Но почему же я стою недвижимо? Ведь комод открыт.
— Боже, — молю я, — прости меня! Ты же знаешь, что я никогда ничего не крал. Позволь мне унести отсюда немного соли. Я найду клад — жемчуг, бриллианты, золотые монеты, и тогда за один бриллиант я куплю у лавочника Зака целый мешок соли. Ее хватит на все: и на посол огурцов, и на похлебку, и на всякую всячину. Позволь мне…
— Позволяю, — отвечает господь.
Нет, это не он, а я сам подбадриваю себя, запуская руку в комод.
И вдруг я слышу шаги.
О, эти шаги! Я знаю их, как свои пять пальцев. Никто так не ходит, как бабушка: бочком, почти на цыпочках.
Как ужаленный, я отскакиваю от комода. Старушка смотрит на меня и, не давая опомниться, спрашивает:
— Зачем в комоде рылся?
— Я… Я…
— А ну, отойди!
Бабушка подходит к комоду, резким движением открывает его и, пошарив там, дает мне затрещину.
— Ах, ты паршивец эдакий!
Я стою, не смея дышать.
— Ты что думаешь: у меня склад сахара? Я тебе и так, негодник ты этакий, две ложки в чай кладу. У других внуки как внуки. Только мне господь послал такого. Полкулька сахара сожрал!..
— Сахара?
— Он еще прикидывается! Чтоб тебе пусто было!
Бабушка запирает комод, прячет в чулок ключ, окидывает меня презрительным взглядом и семенит на кухню.
Я судорожно хватаюсь за карман, ощупываю его и застываю.
Нет!
Нет!
Бабушка все перепутала. В том кульке была…
Что была?..
И тут я, дрожа, подношу к губам белые, краденые кристалики.
Сладко!
Сладко!
Мне сладко!
Отчего же я плачу?
ДЯДЯ МОТЛ И КРОВАТЬ ПРЕЗИДЕНТА
Бабушка торопится, подкладывая в огонь сухие березовые поленья. Набитый картошкой горшок шипит, как кошка на собаку. Я вдыхаю благовонный запах пара. Сладкая, убаюкивающая истома разливается по моему телу.
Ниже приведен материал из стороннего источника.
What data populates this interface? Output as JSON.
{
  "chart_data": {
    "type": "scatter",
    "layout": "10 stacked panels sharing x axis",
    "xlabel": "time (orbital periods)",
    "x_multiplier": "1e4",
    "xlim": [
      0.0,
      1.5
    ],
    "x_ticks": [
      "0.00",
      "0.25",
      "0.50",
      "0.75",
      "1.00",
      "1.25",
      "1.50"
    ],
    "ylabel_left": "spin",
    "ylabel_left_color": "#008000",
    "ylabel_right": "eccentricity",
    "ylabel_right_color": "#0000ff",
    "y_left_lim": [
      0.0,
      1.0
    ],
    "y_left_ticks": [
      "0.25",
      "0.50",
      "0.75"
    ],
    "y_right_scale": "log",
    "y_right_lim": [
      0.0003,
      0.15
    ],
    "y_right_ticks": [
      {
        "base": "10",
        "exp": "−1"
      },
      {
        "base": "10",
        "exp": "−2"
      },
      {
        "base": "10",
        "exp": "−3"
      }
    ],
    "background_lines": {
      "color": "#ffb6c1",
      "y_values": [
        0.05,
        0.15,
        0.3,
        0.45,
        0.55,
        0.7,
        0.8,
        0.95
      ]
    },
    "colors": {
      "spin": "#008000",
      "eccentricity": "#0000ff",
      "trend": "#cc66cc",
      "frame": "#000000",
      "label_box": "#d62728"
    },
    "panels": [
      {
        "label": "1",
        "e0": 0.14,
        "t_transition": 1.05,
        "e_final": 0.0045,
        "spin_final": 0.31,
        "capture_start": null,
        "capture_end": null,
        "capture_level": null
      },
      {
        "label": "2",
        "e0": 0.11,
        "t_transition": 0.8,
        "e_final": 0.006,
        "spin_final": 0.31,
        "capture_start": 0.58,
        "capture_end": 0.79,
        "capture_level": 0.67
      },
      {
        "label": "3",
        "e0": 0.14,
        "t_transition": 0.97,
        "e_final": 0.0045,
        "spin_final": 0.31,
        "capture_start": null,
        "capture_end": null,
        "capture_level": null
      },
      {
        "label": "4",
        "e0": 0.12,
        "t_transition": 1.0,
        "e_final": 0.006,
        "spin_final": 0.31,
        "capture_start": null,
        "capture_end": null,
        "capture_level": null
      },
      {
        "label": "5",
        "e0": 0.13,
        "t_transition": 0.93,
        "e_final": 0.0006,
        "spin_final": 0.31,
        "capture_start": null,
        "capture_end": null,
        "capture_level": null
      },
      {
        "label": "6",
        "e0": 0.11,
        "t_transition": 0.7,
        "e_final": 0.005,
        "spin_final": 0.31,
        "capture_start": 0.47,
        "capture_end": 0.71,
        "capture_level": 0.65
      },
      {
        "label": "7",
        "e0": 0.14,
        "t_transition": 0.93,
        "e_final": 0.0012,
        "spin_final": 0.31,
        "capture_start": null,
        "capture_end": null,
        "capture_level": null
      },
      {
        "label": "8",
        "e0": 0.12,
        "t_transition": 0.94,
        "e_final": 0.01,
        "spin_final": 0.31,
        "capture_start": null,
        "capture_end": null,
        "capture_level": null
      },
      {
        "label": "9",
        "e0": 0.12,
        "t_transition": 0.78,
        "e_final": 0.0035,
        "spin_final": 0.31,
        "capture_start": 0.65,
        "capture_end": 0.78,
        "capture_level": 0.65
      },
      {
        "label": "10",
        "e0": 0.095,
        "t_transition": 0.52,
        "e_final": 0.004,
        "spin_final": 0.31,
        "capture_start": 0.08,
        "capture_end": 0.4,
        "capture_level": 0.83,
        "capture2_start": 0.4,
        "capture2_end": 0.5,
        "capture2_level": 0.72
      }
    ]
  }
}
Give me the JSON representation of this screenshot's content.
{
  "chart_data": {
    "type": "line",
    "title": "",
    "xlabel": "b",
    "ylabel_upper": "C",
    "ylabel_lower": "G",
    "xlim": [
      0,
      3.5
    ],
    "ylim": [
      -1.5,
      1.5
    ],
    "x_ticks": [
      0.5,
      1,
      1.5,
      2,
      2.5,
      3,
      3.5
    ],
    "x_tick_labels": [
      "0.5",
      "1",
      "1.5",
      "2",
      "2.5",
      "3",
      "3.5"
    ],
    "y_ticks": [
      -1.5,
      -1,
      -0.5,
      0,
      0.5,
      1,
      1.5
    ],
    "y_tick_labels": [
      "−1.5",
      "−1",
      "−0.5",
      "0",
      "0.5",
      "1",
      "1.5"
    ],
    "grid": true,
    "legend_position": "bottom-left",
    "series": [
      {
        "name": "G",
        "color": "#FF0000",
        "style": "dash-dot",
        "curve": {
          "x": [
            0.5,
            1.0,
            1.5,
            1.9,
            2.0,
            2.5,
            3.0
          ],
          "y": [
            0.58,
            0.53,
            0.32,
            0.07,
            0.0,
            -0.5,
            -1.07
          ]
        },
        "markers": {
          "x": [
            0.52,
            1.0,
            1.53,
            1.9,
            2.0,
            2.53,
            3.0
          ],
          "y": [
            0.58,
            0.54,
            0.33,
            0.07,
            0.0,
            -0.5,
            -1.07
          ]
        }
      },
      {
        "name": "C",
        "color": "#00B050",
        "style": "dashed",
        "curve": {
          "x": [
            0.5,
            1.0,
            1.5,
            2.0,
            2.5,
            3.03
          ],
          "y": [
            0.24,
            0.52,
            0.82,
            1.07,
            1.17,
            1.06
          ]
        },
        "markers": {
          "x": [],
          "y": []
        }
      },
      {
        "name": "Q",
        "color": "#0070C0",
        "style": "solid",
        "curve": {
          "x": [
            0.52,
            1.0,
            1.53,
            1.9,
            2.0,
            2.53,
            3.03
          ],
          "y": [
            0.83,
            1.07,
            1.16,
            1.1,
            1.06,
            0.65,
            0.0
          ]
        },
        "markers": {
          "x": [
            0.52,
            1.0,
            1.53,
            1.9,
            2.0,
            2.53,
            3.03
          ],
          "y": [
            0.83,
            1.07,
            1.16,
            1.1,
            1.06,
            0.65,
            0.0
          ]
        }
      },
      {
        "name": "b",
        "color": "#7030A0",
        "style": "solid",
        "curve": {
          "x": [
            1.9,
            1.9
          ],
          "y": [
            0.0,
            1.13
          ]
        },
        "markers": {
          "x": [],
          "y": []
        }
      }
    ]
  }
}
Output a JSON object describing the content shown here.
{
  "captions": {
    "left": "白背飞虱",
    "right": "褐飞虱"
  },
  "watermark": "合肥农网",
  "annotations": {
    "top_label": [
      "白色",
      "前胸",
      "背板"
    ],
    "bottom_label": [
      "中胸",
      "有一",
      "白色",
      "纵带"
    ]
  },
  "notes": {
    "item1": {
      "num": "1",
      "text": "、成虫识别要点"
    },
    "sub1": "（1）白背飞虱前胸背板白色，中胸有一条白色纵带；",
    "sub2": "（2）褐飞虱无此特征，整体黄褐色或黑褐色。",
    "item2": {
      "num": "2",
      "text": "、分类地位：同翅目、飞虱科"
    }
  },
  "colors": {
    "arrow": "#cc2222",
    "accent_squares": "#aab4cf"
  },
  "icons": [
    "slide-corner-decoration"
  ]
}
Через полчаса придет мой непутевый дядя — Мотл-Златоуст. Златоуст — прозвище. Все евреи нашего местечка имеют прозвища. Гончара Пейсаха называют, например, Асфальтом, так как его лысина отливает синевой и очень похожа на асфальт.
Попадаются совсем замысловатые прозвища: «Фармазон», «Самурай», «Маркиз-сверху вниз».
Дядя Мотл-Златоуст работает краснодеревщиком на мебельной фабрике господина Айзенберга. Когда-то он мечтал стать трубочистом.
— Я хотел быть выше всех. Я хотел показать всему миру, на что способен сын сапожника Шимэна, когда он отрывается от земли, на которой, кроме цирка, нет ничего веселого.
Сколько я его помню, он всегда ругает землю: и то ему на ней не нравится, и это.
А по-моему, на земле хорошо, особенно летом. Каждый кустик звенит, каждая пташка свиристит от радости, каждая стежка ведет куда-то — в лес, к реке и еще дальше, на станцию, где стоят поезда, которые уйдут потом в разные стороны.
Я никогда не ездил в поездах. Говорят, что в них от езды кружится голова. Ну и что ж такого!
Парикмахер Шмуле уверяет, что в Париже поезда и под землей ходят.
Это, конечно, враки!
Под землей ходят черви и ящерицы.
А людям нужен воздух, нужен свет. Не то они задохнутся.
Если и есть что-то плохое на земле, так это клопы. Чего только не делала мама, чтобы избавиться от них. Она и стены керосином смазывала, и тюфяки вытряхивала, и все зря.
Из кухни, шурша юбкой, входит бабушка. Она важно, как новорожденного младенца, несет задымленный горшок.
— Готово, — мурлычет она. — Где же Мотл?
— Где же ему быть, как не на фабрике, — выпаливаю я. — Господин Айзенберг получил хороший заказ. Президент заказал ему двуспальную кровать.
— Кто тебе сказал?
— Он.
— Кто он?
— Дядя Мотл.
— А я думала президент, — хихикает бабушка. — Нашел тебя у речки и доложил: так, мол, и так… Шимэн, Шимэн! — восклицает она, развеселившись.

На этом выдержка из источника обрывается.